Add store service areas

Use GIS.ADD to store the service area of each store as a Well-Known Text (WKT) POLYGON geometry. Group stores by brand ID so you can query all stores for a given brand in one call.

def add_brand_store(brandID: str, mapping: Dict[str, str]) -> bool:
    """
    Add service areas for all stores of a brand using GIS.ADD.
    - brandID: the brand identifier (used as the TairGIS key)
    - mapping: a dict mapping store IDs to their WKT POLYGON geometries
    """
    try:
        tair = get_tair()
        ret = tair.gis_add(brandID, mapping)
        return ret == 1
    except ResponseError as e:
        print(e)
        return False

Query available stores by consumer location

Use gis_contains to find which stores have the consumer's location inside their service area. Pass the consumer's coordinates as a WKT POINT geometry.

def get_service_store(brandID: str, user_location: str):
    """
    Return stores whose service area contains the consumer's location.
    - brandID: the brand identifier
    - user_location: the consumer's location as a WKT POINT, e.g. 'POINT(lon lat)'
    """
    try:
        tair = get_tair()
        return tair.gis_contains(brandID, user_location)
    except:
        return None

(Optional) Query all service areas for a brand

Use GIS.GETALL to retrieve the service areas of all stores for a given brand — useful for debugging or building a store-map view.

def get_brand_all(brandID):
    """
    Return all stores and their service areas for a brand using GIS.GETALL.
    """
    try:
        tair = get_tair()
        return tair.gis_getall(brandID)
    except:
        return None

Example

The following example adds two stores for brand1, retrieves all service areas, and then finds which store serves a consumer at coordinates (120.19707, 30.19539).

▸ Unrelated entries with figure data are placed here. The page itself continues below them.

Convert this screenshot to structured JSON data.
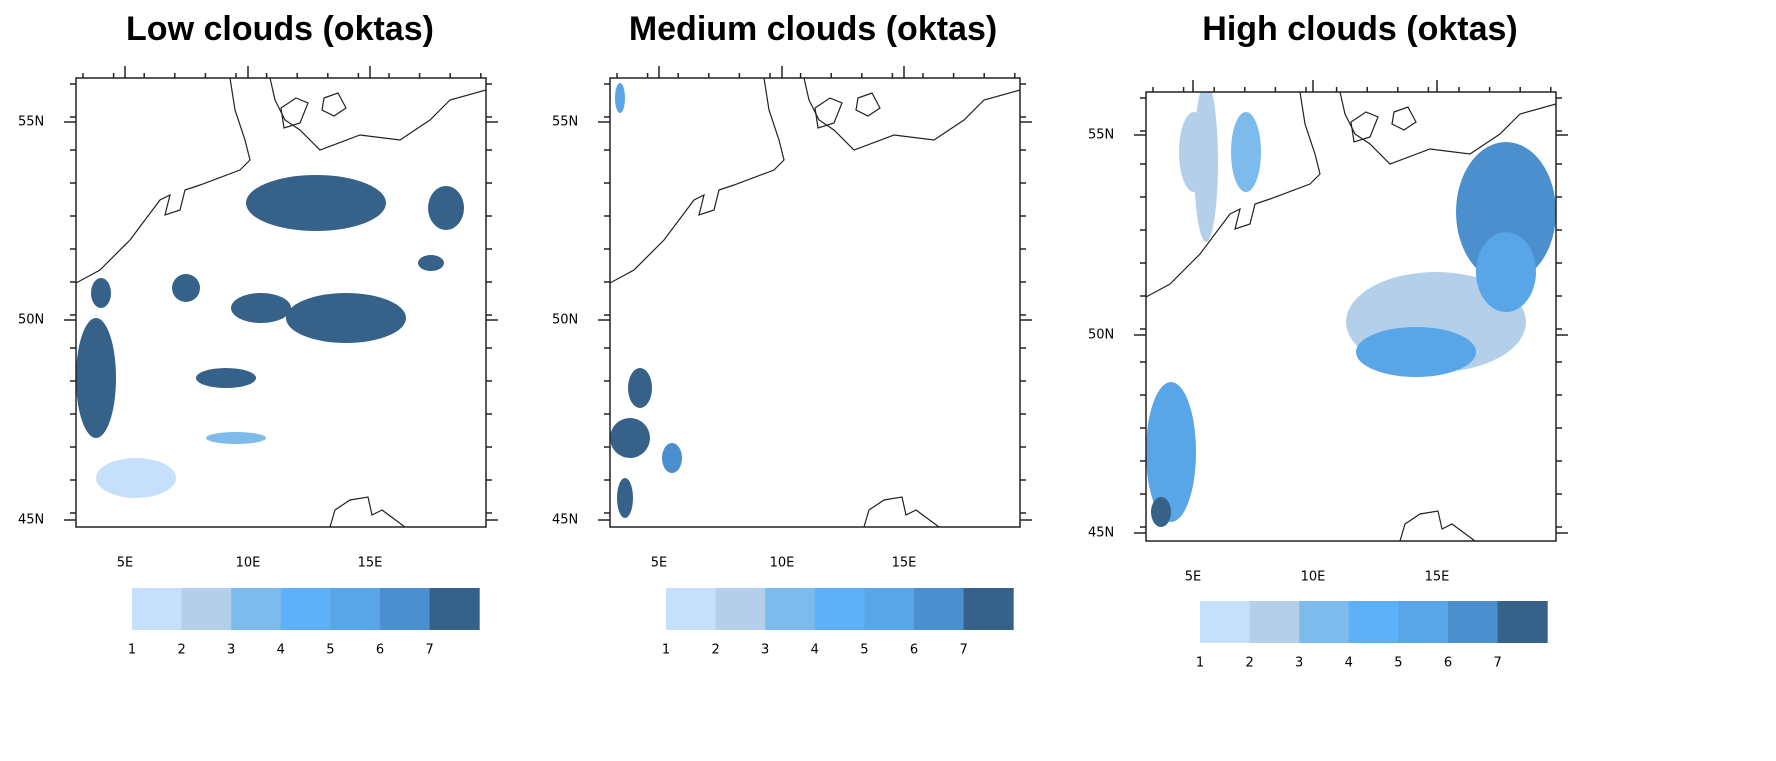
{
  "panels": [
    {
      "title": "Low clouds (oktas)",
      "lat_labels": [
        "55N",
        "50N",
        "45N"
      ],
      "lon_labels": [
        "5E",
        "10E",
        "15E"
      ]
    },
    {
      "title": "Medium clouds (oktas)",
      "lat_labels": [
        "55N",
        "50N",
        "45N"
      ],
      "lon_labels": [
        "5E",
        "10E",
        "15E"
      ]
    },
    {
      "title": "High clouds (oktas)",
      "lat_labels": [
        "55N",
        "50N",
        "45N"
      ],
      "lon_labels": [
        "5E",
        "10E",
        "15E"
      ]
    }
  ],
  "colorbar": {
    "levels": [
      1,
      2,
      3,
      4,
      5,
      6,
      7
    ],
    "colors": [
      "#c6e0fb",
      "#b3cfea",
      "#7cbbec",
      "#5eb1f8",
      "#58a5e8",
      "#4b8fce",
      "#366188"
    ]
  }
}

if __name__ == "__main__":
    tair = get_tair()

    # Add service areas for two stores of brand1
    add_brand_store(
        "brand1",
        {
            "store_1": "POLYGON ((120.14772 30.19513, 120.15370 30.17838, 120.19385 30.18011, 120.18853 30.20817))",
            "store_2": "POLYGON ((120.18986 30.20852, 120.19651 30.17988, 120.22512 30.17978, 120.21667 30.22292))"
        },
    )

    print("Query all the stores of brand1 and their available scopes:")
    print(get_brand_all('brand1'))

    print("Query the available stores for a consumer who is located at coordinates (120.19707, 30.19539):")
    print(get_service_store('brand1', 'POINT(120.19707 30.19539)'))

Expected output:

Query all the stores of brand1 and their available scopes.
['store_1', 'POLYGON((120.14772 30.19513,120.1537 30.17838,120.19385 30.18011,120.18853 30.20817))', 'store_2', 'POLYGON((120.18986 30.20852,120.19651 30.17988,120.22512 30.17978,120.21667 30.22292))']
Query the available stores for a consumer who is located at coordinates (120.19707, 30.19539).
[1, ['store_2', 'POLYGON((120.18986 30.20852,120.19651 30.17988,120.22512 30.17978,120.21667 30.22292))']]

The available store for the consumer who is located at coordinates (120.19707, 30.19539) is store_2.